Three players emerged from nascent football in Inverness and through the Highland League from its foundation in 1893. Two of the them went on to play for Scotland. One, Roddy McEachrane, did not yet remains a pivotal figure in the London game and one club in particular, Arsenal. In England's capital he would over a decade and a half notch up over four hundred first-team appearances at left-half for the Gunners, where he was an absolute  stalwart for ten seasons and whilst they were still in Woolwich, and before that, at Thames Ironworks. And for the former he still retains one distinction, if distinction it be, of never scoring a goal for the club and one record still  - as the Arsenal player, who has played the most games without winning either medal or cup.    

It is know that Roderick, "Roddy" for short and born in 1877, arrived in London aged twenty to work in Canning Town at the Ironworks shipyard there. It is unclear if he came south to look for work and found football or was hired by the firm because of known existing football prowess, although, curiously and unlike his two contemporaries, he has no apparent playing-record in the Highland capital. That is apart from a possible connection with the same pair and their club, Thistle, albeit from his birth-place and later residence in the now city Clachnacuddin, "Clach", might be more likely.      

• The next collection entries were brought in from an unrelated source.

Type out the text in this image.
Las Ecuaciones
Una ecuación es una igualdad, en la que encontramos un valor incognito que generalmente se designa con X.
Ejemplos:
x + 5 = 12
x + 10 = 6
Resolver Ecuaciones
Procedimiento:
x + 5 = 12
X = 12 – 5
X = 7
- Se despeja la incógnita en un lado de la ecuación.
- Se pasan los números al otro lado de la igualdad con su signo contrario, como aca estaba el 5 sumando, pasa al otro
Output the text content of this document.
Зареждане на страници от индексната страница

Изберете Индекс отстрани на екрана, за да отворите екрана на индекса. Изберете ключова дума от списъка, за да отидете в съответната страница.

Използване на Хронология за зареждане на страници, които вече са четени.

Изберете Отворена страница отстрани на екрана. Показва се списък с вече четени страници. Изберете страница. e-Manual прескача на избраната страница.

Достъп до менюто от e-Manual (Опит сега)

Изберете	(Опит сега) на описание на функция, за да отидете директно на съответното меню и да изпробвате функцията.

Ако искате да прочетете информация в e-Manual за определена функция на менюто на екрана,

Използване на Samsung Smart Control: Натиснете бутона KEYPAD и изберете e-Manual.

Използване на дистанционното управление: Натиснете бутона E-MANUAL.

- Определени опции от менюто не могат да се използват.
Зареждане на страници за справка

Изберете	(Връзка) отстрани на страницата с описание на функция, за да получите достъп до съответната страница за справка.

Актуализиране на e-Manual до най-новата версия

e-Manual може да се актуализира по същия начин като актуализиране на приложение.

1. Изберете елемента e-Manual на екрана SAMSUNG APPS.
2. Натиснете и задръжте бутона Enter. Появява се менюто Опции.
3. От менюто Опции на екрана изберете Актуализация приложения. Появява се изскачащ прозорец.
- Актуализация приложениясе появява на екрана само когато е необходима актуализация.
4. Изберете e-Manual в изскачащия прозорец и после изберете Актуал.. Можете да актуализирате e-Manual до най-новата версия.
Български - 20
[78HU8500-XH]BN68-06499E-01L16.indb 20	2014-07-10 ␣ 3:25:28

It so happened that the start of the Great War coincided with McEachane's footballing career coming to an end. He was thirty-six when he played his last game in November 1913 as Arsenal moved north of the river, after which he faded from the picture. In fact much more is known of him that is shown. His father, Peter and Indian-born, was a Smithy Hammerman and it may have been the metal trade that started the young Roddy on his road south. In 1891 he is recorded aged fourteen already as a railway rivet-boy now living a hundred and fifty yards from the "Clach" ground. In 1901 he is boarding in London's East End in Bromley-by-Bow as a boiler-maker. In 1906 on his marriage his address, listed as a professional footballer, is given as 35, Vambery Rd. in Plumstead near the then Arsenal Manor Ground and in 1911 it is still in Plumstead at 25, Leghorn Rd.. And it was there he remained, in 1918, 1939 still on Leghorn Rd., with his wife, Bertha, two of their three children and back boiler-making, and on his death at the aged of seventy-four in 1952.